Toutes les questions peuvent être abordées
: qu'est-ce qu'une psychothérapie ? C'est
quoi " être hospitalisé "
? Combien de temps ? À quoi ça sert
? Des questions posées en groupe qui ne
le seraient vraisemblablement pas en tête
à tête. Le groupe accueille entre
huit et douze jeunes gens. Il se réunit
très fréquemment et, ce qui compte
pour nous, c'est de combattre la rumeur. Celle-ci
est très prégnante chez les adolescents
et jeunes adultes. Il est très important
de faire savoir que le centre Jean-Abadie est
un endroit où nous n'enfermons pas les
jeunes, nous ne les attachons pas, nous ne les
droguons pas
Je vous livre ces expressions
telles quelles car elles sont souvent entendues
comme témoignages de leurs craintes. C'est
toujours pour moi incroyable de constater cette
peur d'être cadenassé au sens propre
comme au sens figuré, à la fois
dans un diagnostic ou dans une attitude. Il est
vrai aussi que certains ont connu une expérience
malheureuse en matière d'accueil psychiatrique.

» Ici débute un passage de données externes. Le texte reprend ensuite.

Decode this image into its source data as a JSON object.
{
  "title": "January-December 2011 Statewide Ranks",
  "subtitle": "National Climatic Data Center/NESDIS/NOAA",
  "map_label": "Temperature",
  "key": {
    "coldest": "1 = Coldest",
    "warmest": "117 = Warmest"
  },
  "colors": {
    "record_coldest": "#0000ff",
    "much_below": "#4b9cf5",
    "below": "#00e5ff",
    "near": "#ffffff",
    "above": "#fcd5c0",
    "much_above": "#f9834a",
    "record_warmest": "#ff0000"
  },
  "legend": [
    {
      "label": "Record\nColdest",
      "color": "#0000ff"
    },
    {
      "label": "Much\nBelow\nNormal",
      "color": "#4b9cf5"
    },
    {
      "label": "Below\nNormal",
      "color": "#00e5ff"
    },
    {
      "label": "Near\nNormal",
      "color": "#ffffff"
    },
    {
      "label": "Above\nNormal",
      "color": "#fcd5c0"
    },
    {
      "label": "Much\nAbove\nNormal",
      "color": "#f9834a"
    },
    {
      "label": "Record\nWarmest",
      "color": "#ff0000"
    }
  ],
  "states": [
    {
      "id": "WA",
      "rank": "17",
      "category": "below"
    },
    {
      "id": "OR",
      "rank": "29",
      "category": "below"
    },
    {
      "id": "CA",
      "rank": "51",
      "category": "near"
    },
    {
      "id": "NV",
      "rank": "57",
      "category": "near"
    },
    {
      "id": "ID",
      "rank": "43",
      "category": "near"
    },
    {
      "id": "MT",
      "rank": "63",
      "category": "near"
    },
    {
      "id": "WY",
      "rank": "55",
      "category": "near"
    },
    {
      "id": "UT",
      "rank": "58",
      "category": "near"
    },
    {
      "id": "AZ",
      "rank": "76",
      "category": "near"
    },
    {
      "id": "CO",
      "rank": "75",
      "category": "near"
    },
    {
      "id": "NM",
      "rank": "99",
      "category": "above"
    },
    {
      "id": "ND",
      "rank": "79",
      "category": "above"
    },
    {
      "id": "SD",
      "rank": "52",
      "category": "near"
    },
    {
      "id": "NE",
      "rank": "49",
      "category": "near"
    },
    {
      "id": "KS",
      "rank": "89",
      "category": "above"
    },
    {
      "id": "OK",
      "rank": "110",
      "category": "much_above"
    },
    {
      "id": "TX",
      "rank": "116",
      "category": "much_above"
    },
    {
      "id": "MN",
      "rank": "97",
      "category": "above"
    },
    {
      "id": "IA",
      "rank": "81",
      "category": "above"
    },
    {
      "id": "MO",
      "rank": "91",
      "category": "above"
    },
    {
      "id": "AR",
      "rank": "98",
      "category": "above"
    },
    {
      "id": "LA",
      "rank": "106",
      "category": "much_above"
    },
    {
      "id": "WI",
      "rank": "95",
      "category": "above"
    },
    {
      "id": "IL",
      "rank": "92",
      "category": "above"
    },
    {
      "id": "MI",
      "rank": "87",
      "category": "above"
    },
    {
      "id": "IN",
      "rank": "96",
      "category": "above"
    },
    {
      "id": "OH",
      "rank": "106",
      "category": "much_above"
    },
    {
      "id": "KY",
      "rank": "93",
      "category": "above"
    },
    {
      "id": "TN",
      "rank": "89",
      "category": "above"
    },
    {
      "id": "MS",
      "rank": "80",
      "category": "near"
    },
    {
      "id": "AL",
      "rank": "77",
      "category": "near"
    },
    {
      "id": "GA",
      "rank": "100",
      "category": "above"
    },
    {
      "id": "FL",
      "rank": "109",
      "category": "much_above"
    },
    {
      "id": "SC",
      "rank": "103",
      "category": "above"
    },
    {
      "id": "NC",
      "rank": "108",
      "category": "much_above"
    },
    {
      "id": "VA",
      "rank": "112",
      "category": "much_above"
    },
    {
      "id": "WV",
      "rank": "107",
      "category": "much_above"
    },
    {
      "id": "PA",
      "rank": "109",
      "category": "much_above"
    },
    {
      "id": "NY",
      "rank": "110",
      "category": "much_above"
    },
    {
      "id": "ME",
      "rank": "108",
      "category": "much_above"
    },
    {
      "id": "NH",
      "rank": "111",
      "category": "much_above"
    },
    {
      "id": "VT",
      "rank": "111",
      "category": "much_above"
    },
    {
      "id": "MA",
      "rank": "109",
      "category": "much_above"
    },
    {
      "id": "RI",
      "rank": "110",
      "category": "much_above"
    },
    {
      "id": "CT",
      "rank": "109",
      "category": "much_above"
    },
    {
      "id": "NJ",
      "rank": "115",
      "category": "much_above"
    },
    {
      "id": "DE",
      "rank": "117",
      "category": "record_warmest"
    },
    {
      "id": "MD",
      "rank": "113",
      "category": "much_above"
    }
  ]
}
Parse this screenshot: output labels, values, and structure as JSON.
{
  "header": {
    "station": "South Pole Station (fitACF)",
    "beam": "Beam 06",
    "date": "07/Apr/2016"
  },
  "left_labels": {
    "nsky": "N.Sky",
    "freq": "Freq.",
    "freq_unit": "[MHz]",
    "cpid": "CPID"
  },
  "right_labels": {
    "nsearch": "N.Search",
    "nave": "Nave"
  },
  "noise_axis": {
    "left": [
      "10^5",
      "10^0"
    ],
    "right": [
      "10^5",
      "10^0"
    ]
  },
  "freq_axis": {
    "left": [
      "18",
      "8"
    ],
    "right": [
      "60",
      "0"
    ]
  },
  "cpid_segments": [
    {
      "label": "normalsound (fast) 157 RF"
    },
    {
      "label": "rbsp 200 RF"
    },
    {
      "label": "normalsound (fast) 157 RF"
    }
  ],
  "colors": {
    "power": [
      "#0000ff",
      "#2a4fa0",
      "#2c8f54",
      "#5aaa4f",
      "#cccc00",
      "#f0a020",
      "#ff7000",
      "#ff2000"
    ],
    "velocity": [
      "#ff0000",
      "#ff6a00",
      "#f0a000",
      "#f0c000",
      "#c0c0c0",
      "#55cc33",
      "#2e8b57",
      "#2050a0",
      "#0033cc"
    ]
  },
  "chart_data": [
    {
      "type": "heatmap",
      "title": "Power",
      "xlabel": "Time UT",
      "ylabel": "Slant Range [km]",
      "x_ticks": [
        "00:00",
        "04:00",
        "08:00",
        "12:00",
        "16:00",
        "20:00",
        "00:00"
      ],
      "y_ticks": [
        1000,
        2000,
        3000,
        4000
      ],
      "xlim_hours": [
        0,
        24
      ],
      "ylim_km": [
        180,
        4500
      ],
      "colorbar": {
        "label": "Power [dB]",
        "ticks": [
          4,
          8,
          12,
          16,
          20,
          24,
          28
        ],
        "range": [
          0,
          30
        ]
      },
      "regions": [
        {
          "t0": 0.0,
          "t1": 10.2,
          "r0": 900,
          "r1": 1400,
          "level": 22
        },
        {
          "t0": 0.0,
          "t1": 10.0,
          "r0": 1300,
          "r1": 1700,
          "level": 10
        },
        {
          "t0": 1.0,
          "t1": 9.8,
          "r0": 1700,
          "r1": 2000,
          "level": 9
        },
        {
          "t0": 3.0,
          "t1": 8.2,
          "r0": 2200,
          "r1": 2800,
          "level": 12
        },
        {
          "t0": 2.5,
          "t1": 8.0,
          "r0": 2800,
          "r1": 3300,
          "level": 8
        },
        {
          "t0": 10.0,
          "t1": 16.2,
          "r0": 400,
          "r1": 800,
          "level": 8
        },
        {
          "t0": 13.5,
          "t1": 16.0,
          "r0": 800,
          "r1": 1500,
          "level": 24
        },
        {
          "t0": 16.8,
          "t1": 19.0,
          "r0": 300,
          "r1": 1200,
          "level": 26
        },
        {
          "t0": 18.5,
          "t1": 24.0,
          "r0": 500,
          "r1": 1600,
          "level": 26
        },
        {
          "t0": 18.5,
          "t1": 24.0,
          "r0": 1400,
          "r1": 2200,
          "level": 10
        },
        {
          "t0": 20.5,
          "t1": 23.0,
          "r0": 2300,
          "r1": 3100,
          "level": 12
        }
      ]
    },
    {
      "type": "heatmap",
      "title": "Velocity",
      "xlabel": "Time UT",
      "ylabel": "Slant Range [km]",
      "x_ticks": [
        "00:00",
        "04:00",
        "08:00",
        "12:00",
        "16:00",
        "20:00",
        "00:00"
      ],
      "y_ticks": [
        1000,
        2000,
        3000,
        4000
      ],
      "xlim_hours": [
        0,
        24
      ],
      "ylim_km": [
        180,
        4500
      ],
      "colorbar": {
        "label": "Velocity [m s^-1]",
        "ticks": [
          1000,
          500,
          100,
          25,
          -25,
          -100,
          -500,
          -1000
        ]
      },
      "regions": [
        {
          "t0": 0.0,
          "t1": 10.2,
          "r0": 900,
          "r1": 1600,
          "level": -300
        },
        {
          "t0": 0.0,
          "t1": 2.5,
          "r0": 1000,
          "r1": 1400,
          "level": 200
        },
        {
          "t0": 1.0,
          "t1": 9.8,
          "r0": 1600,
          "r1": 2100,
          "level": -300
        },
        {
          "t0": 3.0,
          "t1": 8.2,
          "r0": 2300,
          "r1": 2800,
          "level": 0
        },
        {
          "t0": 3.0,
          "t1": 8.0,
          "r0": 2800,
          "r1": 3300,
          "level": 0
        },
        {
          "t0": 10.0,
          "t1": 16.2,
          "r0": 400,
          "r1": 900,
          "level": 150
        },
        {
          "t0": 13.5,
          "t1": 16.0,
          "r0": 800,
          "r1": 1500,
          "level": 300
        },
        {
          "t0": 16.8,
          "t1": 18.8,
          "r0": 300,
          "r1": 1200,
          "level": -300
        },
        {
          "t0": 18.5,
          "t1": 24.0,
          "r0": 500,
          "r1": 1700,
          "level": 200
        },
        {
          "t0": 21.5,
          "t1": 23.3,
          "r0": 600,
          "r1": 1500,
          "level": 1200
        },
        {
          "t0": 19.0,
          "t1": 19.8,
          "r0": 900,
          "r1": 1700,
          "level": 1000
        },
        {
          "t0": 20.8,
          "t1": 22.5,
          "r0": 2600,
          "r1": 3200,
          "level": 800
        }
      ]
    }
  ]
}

S. H. : Comment améliorer la
situation de ces jeunes ? Faut-il, par exemple,
privilégier l'accès aux soins ?
Selon moi, le point le plus déterminant
est de combattre ce sentiment de non-existence
identitaire qui ronge ces jeunes. Ce point doit
concentrer toute notre attention. Tout ce qui
permet de reconnaître un sujet, de lui reconnaître
un projet, de lui reconnaître une place,
tout cela est favorable et " préventif
" en termes de mal-être et de tendance
suicidaire. L'analyse peut choquer mais nous sommes
dans une société qui pratique une
sorte d'assistanat passif ; nous serions prêts
à conduire de force les " sans domicile
fixe " dans des foyers, alors même
que nombre d'entre nous ne les reconnaissent pas
autrement que " dérangeants "
pour le passant ordinaire. N'ont-il pas besoin
que nous les considérions d'abord comme
des sujets, avec des projets, des envies ? Encore
une fois, il y a place pour chacun dans le corps
social. Il est donc nécessaire de mener
des actions en direction de jeunes gens, leur
permettant d'avoir le sentiment d'exister. Nous
avons certainement des efforts à faire,
y compris dans les dispositifs dits sanitaires.
Je suis prêt à participer avec les
acteurs sociaux à des rencontres pour inciter
ces jeunes à se mobiliser autour de projets.